Utmost good faith

 

A solicitor’s professional indemnity policy will still pay out even if there has been non - disclosure – but there is a sting in the tail.

A professional indemnity policy is a contract of utmost good faith. This means that an insured solicitor must disclose to the prospective insurer all the material circumstances before the policy is put in place. This is notlimited to simply being truthful and avoiding misrepresentation, it means volunteering information if it is material. A solicitor may be expected to know quite a lot about their own practice and firm. If it is something which might affect the setting of the premium or the insurer’s willingness to take the risk, it is likely to be material.

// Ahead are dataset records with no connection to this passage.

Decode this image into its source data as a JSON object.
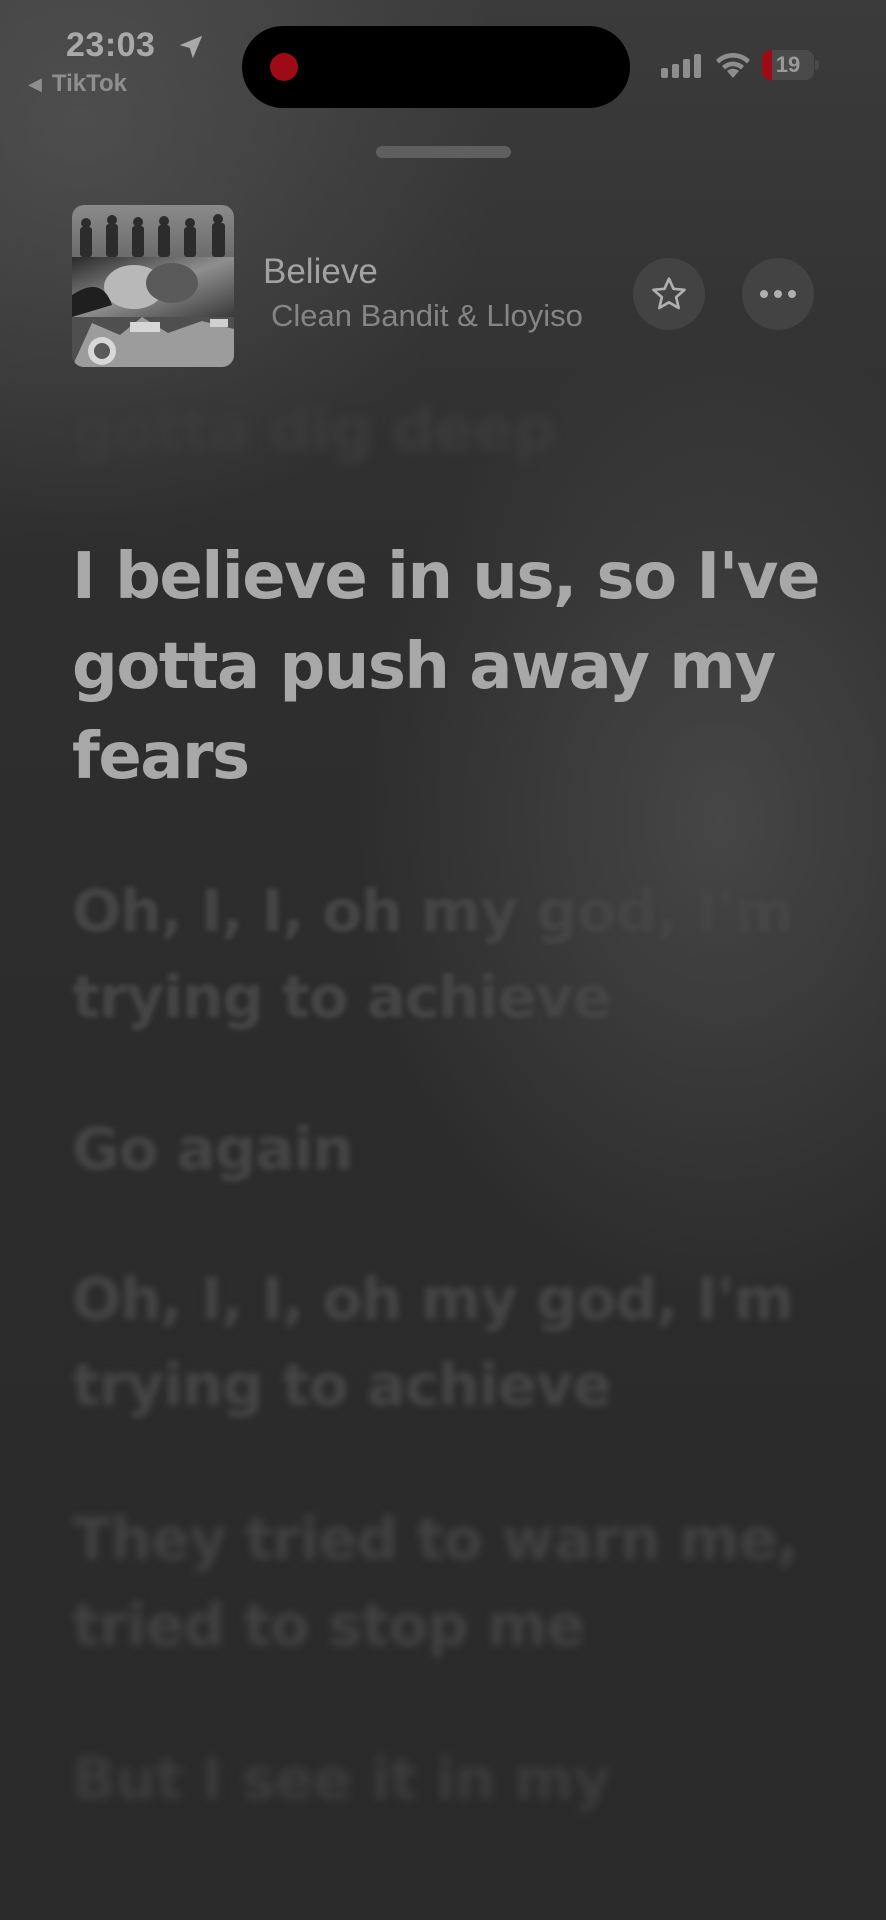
{
  "status_bar": {
    "time": "23:03",
    "back_app": "TikTok",
    "battery_level": "19",
    "battery_fraction": 0.19
  },
  "now_playing": {
    "title": "Believe",
    "artist": "Clean Bandit & Lloyiso",
    "favorite_icon": "star-icon",
    "more_icon": "ellipsis-icon"
  },
  "lyrics": {
    "previous": "gotta dig deep",
    "current": "I believe in us, so I've gotta push away my fears",
    "upcoming": [
      "Oh, I, I, oh my god, I'm trying to achieve",
      "Go again",
      "Oh, I, I, oh my god, I'm trying to achieve",
      "They tried to warn me, tried to stop me",
      "But I see it in my"
    ]
  },
  "colors": {
    "recording_indicator": "#9e0b16",
    "battery_low": "#9e0b16"
  }
}
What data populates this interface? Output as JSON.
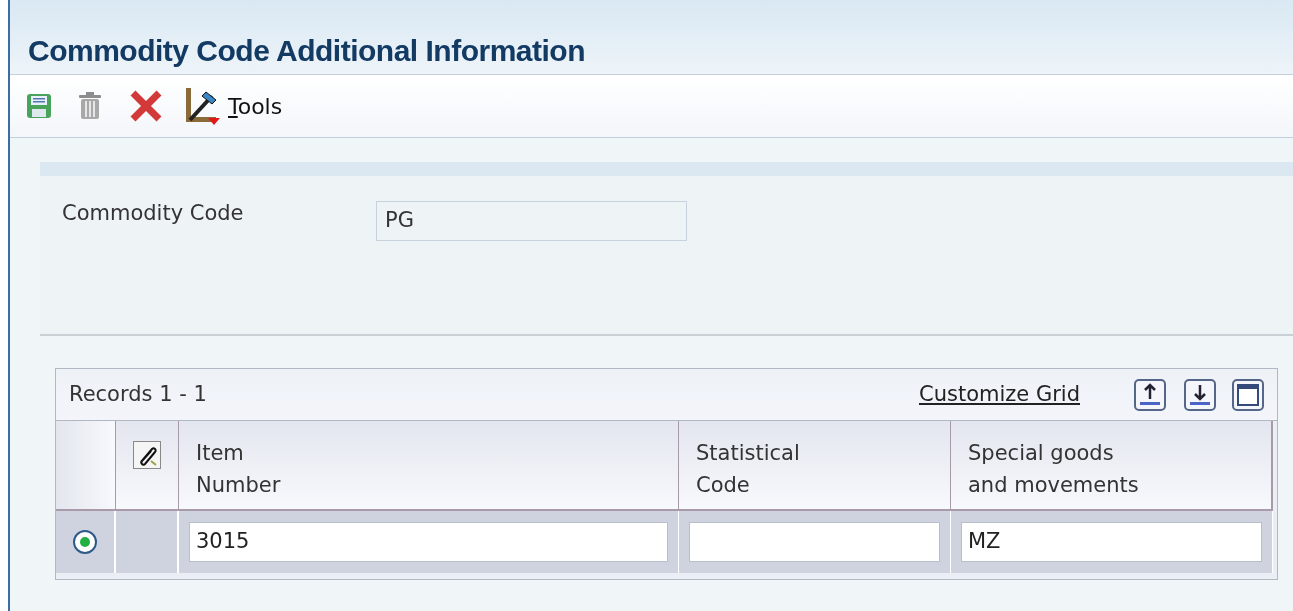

or many years the minimum terms of insurance for solicitors have provided protection for clients against the risk of a policy being avoided. The policy must provide that the insurer is not entitled to avoid or repudiate the insurance on any grounds whatsoever including, without limitation, non- disclosure or misrepresentation, whether fraudulent or not. This is not, however, the end of the story because an insurer who pays out in such circumstances may seek reimbursement from each insured who committed or condoned (whether knowingly or recklessly) non-disclosure or misrepresentation. That could be very expensive.

Sometimes dishonest solicitors provide false information to insurers to obtain lower premiums. They may misrepresent fee revenue or mis-characterise work types to increase lower risk areas. Sometimes solicitors conceal negligence claims from their colleagues as well as insurers. It must be fairly obvious to them that they are taking a considerable risk, but not all cases are so clear.

Insurance renewals are likely to be delegated not only to brokers but also to particular individuals within a firm. A busy principal may sign documentation placing great reliance on administrative staff in relation, for example, to financial information. Over-reliance on others and a failure to make reasonable checks could lead to very serious regulatory and financial problems for the unfortunate partner volunteered to sign. If problems arise there may be no record of the steps taken to show that errors were not made recklessly. Other partners may say (correctly) that they were not asked and did not endorse what was provided. Poor record keeping may also introduce uncertainty as to what information has been provided to brokers and whether or not they passed it on. Multiple applications may lead to a lack of uniformity in information provided to different insurers. Material differences will make omissions very hard to justify.

The characterisation of information as relevant may not be straightforward. Inadequately trained staff and partners may have an overly restrictive view of when “circumstances” before a claim has been received require notification to insurers. At present the financial stability of a firm is very material to insurers and overselling the firm’s financial stability may turn out to be a high risk strategy.

Avoiding reimbursement claims

Busy practitioners must take renewals and notifications very seriously. The temptation to seek lower premiums by gilding the truth should be avoided.

  • Ensure that the internal responsibilities for the provision of information are documented.
  • Make sure that information is checked carefully against sufficient evidence.
  • Ensure that everyone is asked by email to contribute any relevant information.
  • Obtain a specific approval for the content of the insurance proposal and authority to sign it from all partners or any executive board.